Conclusion and outlook

We have identified apoptotic and anti-proliferative effects of guanosine and guanosine-related compounds in HuT78 human Sézary lymphoma cells. These effects seem to strongly depend on the activity of an NBMPR-sensitive nucleoside transporter, the identity of which is still elusive. Our concentration effect curves with NBMPR suggest that ENT2 is most likely not involved. We propose that guanosine and related compounds could serve as potential adjuvants for the treatment of various kinds of guanosine transporter-positive cancers, in addition to established cytostatic nucleoside analogues.
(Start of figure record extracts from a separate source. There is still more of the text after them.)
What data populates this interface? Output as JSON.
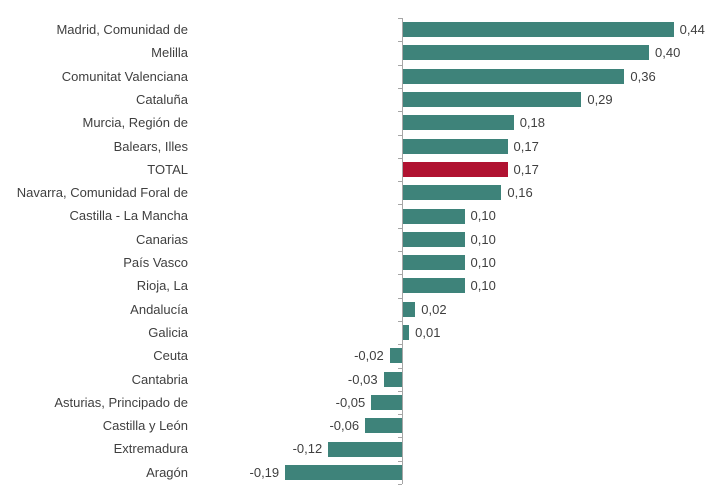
{
  "chart_data": {
    "type": "bar",
    "orientation": "horizontal",
    "title": "",
    "xlabel": "",
    "ylabel": "",
    "grid": false,
    "legend": false,
    "xlim": [
      -0.25,
      0.53
    ],
    "categories": [
      "Madrid, Comunidad de",
      "Melilla",
      "Comunitat Valenciana",
      "Cataluña",
      "Murcia, Región de",
      "Balears, Illes",
      "TOTAL",
      "Navarra, Comunidad Foral de",
      "Castilla - La Mancha",
      "Canarias",
      "País Vasco",
      "Rioja, La",
      "Andalucía",
      "Galicia",
      "Ceuta",
      "Cantabria",
      "Asturias, Principado de",
      "Castilla y León",
      "Extremadura",
      "Aragón"
    ],
    "values": [
      0.44,
      0.4,
      0.36,
      0.29,
      0.18,
      0.17,
      0.17,
      0.16,
      0.1,
      0.1,
      0.1,
      0.1,
      0.02,
      0.01,
      -0.02,
      -0.03,
      -0.05,
      -0.06,
      -0.12,
      -0.19
    ],
    "value_labels": [
      "0,44",
      "0,40",
      "0,36",
      "0,29",
      "0,18",
      "0,17",
      "0,17",
      "0,16",
      "0,10",
      "0,10",
      "0,10",
      "0,10",
      "0,02",
      "0,01",
      "-0,02",
      "-0,03",
      "-0,05",
      "-0,06",
      "-0,12",
      "-0,19"
    ],
    "highlight_index": 6,
    "bar_color": "#3E837A",
    "highlight_color": "#B01231",
    "axis_color": "#A6A6A6",
    "text_color": "#3F3F3F"
  }
}
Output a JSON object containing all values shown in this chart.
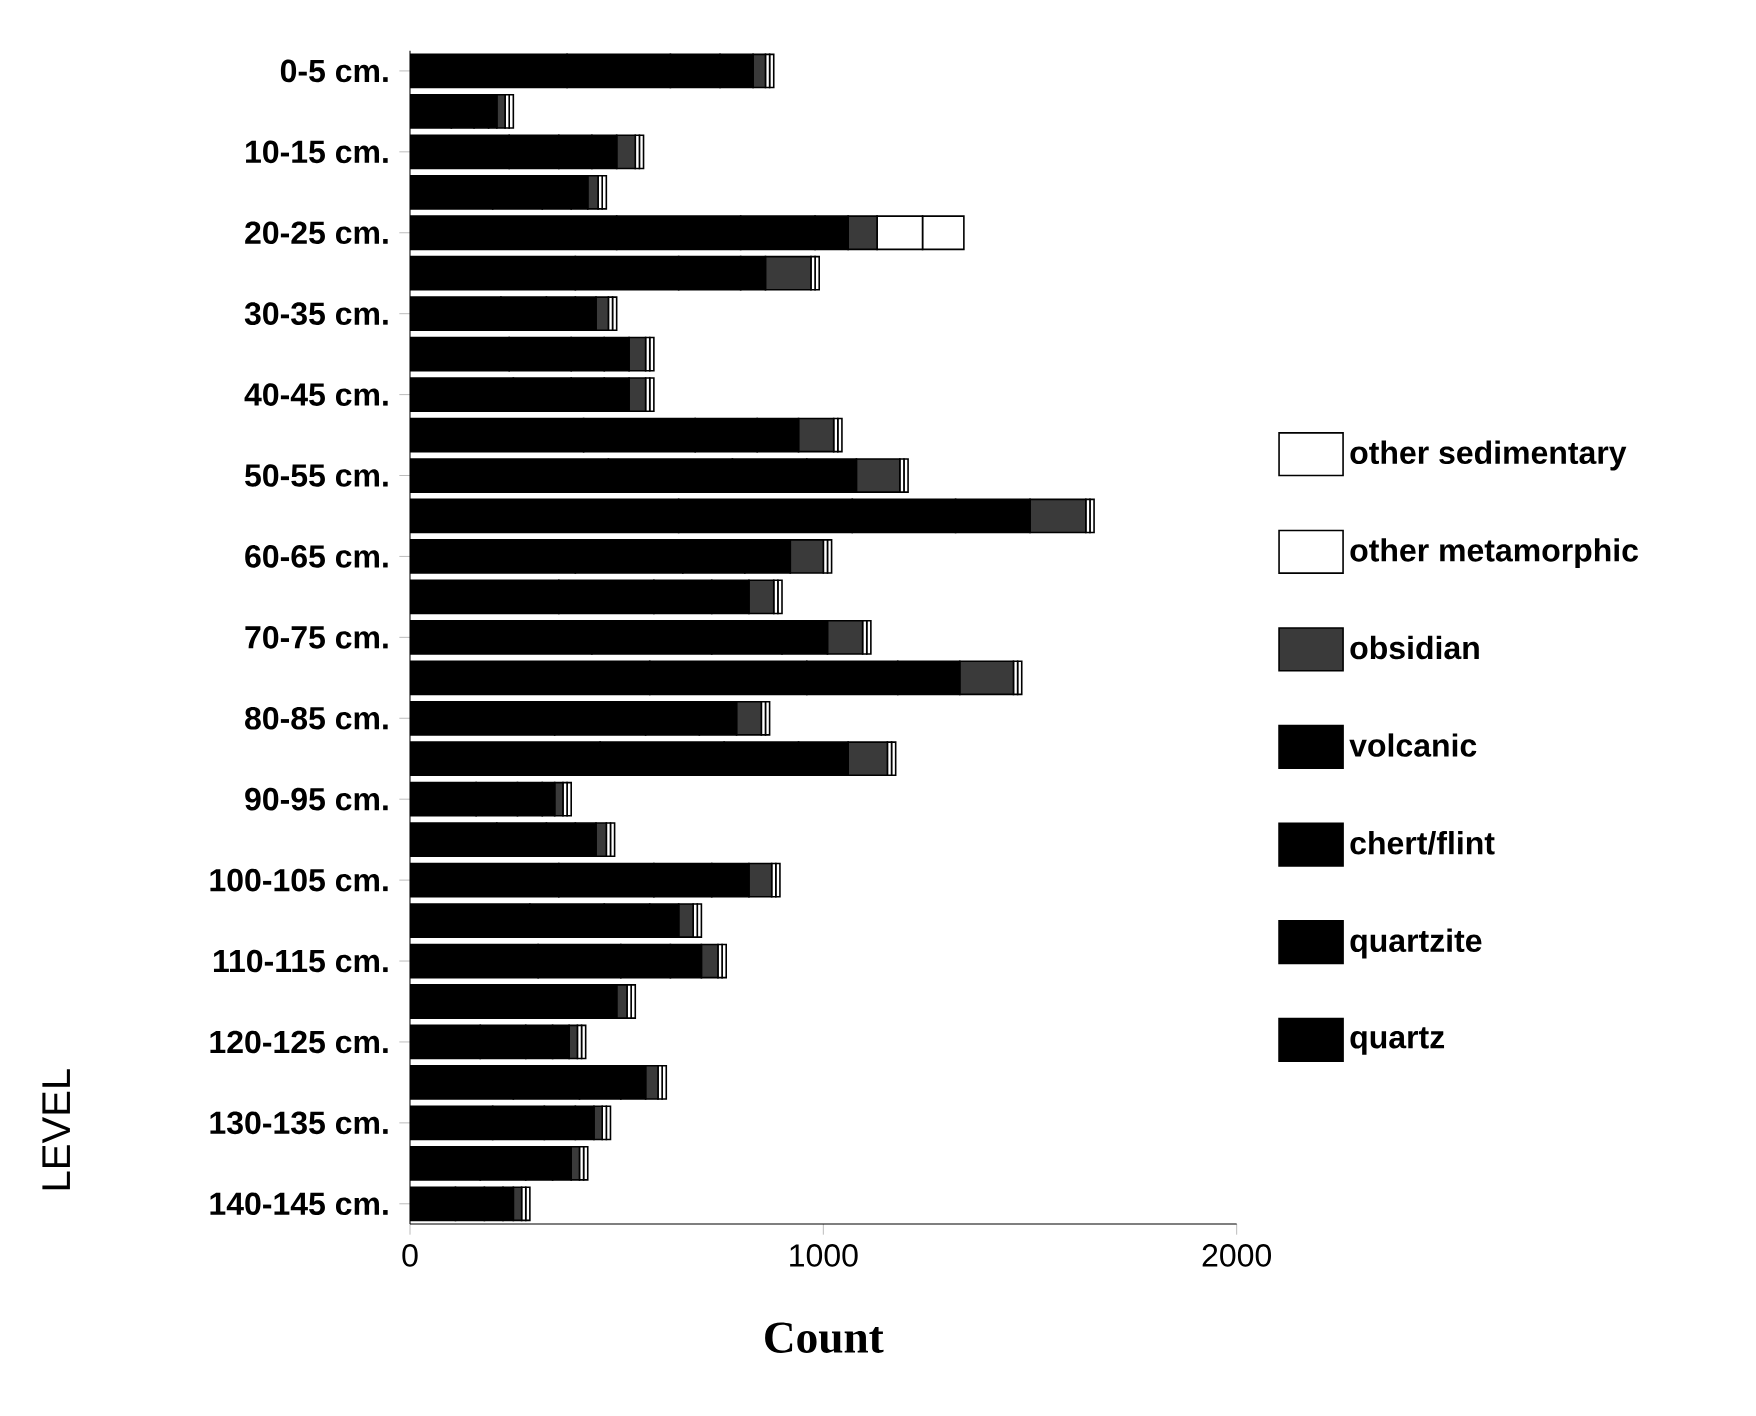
{
  "chart_data": {
    "type": "bar",
    "orientation": "horizontal",
    "stacked": true,
    "xlabel": "Count",
    "ylabel": "LEVEL",
    "categories": [
      "0-5 cm.",
      null,
      "10-15 cm.",
      null,
      "20-25 cm.",
      null,
      "30-35 cm.",
      null,
      "40-45 cm.",
      null,
      "50-55 cm.",
      null,
      "60-65 cm.",
      null,
      "70-75 cm.",
      null,
      "80-85 cm.",
      null,
      "90-95 cm.",
      null,
      "100-105 cm.",
      null,
      "110-115 cm.",
      null,
      "120-125 cm.",
      null,
      "130-135 cm.",
      null,
      "140-145 cm."
    ],
    "xlim": [
      0,
      2000
    ],
    "xticks": [
      0,
      1000,
      2000
    ],
    "legend": "right",
    "grid": false,
    "series": [
      {
        "name": "quartz",
        "color": "#000000",
        "values": [
          380,
          100,
          240,
          200,
          500,
          400,
          220,
          240,
          250,
          420,
          480,
          650,
          400,
          360,
          440,
          580,
          350,
          460,
          160,
          210,
          360,
          290,
          310,
          230,
          170,
          250,
          200,
          170,
          110
        ]
      },
      {
        "name": "quartzite",
        "color": "#000000",
        "values": [
          250,
          55,
          120,
          120,
          300,
          250,
          110,
          150,
          140,
          270,
          300,
          420,
          260,
          230,
          290,
          380,
          220,
          300,
          100,
          120,
          230,
          180,
          200,
          140,
          110,
          160,
          125,
          110,
          70
        ]
      },
      {
        "name": "chert/flint",
        "color": "#000000",
        "values": [
          120,
          35,
          80,
          70,
          180,
          150,
          70,
          80,
          80,
          150,
          180,
          250,
          150,
          140,
          170,
          220,
          130,
          180,
          60,
          70,
          140,
          110,
          120,
          80,
          65,
          100,
          75,
          65,
          45
        ]
      },
      {
        "name": "volcanic",
        "color": "#000000",
        "values": [
          80,
          20,
          60,
          40,
          80,
          60,
          50,
          60,
          60,
          100,
          120,
          180,
          110,
          90,
          110,
          150,
          90,
          120,
          30,
          50,
          90,
          70,
          75,
          50,
          40,
          60,
          45,
          45,
          25
        ]
      },
      {
        "name": "obsidian",
        "color": "#3a3a3a",
        "values": [
          30,
          20,
          45,
          25,
          70,
          110,
          30,
          40,
          40,
          85,
          105,
          135,
          80,
          60,
          85,
          130,
          60,
          95,
          20,
          25,
          55,
          35,
          40,
          25,
          20,
          30,
          20,
          20,
          20
        ]
      },
      {
        "name": "other metamorphic",
        "color": "#ffffff",
        "values": [
          10,
          10,
          10,
          10,
          110,
          10,
          10,
          10,
          10,
          10,
          10,
          10,
          10,
          10,
          10,
          10,
          10,
          10,
          10,
          10,
          10,
          10,
          10,
          10,
          10,
          10,
          10,
          10,
          10
        ]
      },
      {
        "name": "other sedimentary",
        "color": "#ffffff",
        "values": [
          10,
          10,
          10,
          10,
          100,
          10,
          10,
          10,
          10,
          10,
          10,
          10,
          10,
          10,
          10,
          10,
          10,
          10,
          10,
          10,
          10,
          10,
          10,
          10,
          10,
          10,
          10,
          10,
          10
        ]
      }
    ]
  }
}
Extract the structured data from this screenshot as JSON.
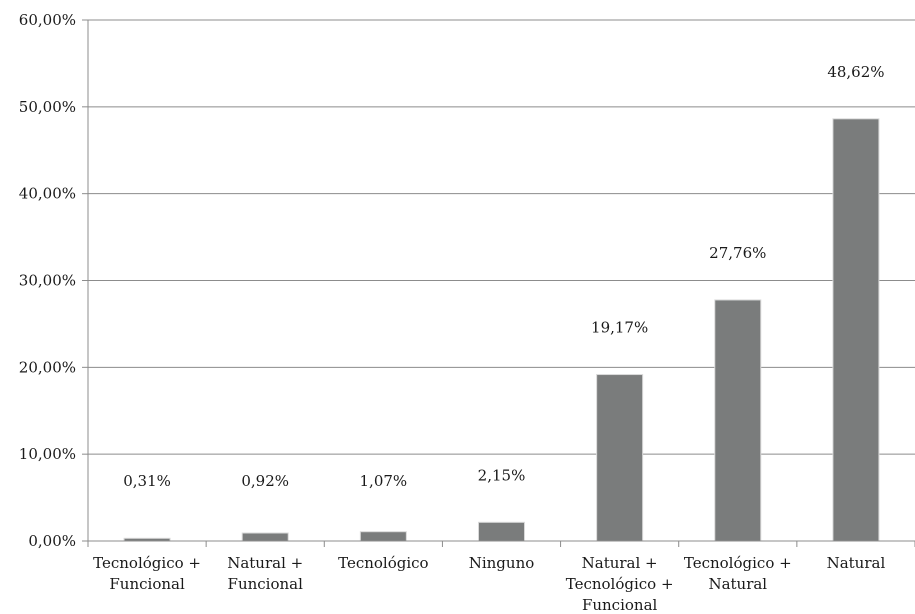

Future studies will have to clarify if HuT-78 cells take up guanosine via the es (ENT1) and/or the csg process. Moreover, other cancer cell lines should be tested for their guanosine sensitivity, and the data should be correlated with expression levels of ENT1 (e.g. as determined by [3H]NBMPR binding) or with the guanosine uptake capacity (e.g. uptake of [3H]guanosine). Moreover, it should be investigated whether extracellular effects of guanosine play a role in some cell lines, e.g. cytotoxicity mediated by adenosine receptors (Oliveira et al. 2017). Finally, the effect of guanosine should be investigated in mouse leukemia or lymphoma models since the guanosine-accepting es nucleoside transport process (probably caused by ENT1) was detected in murine lymphoma (S49) and leukemia (L1210) cancer cell lines (Mackey et al. 1998).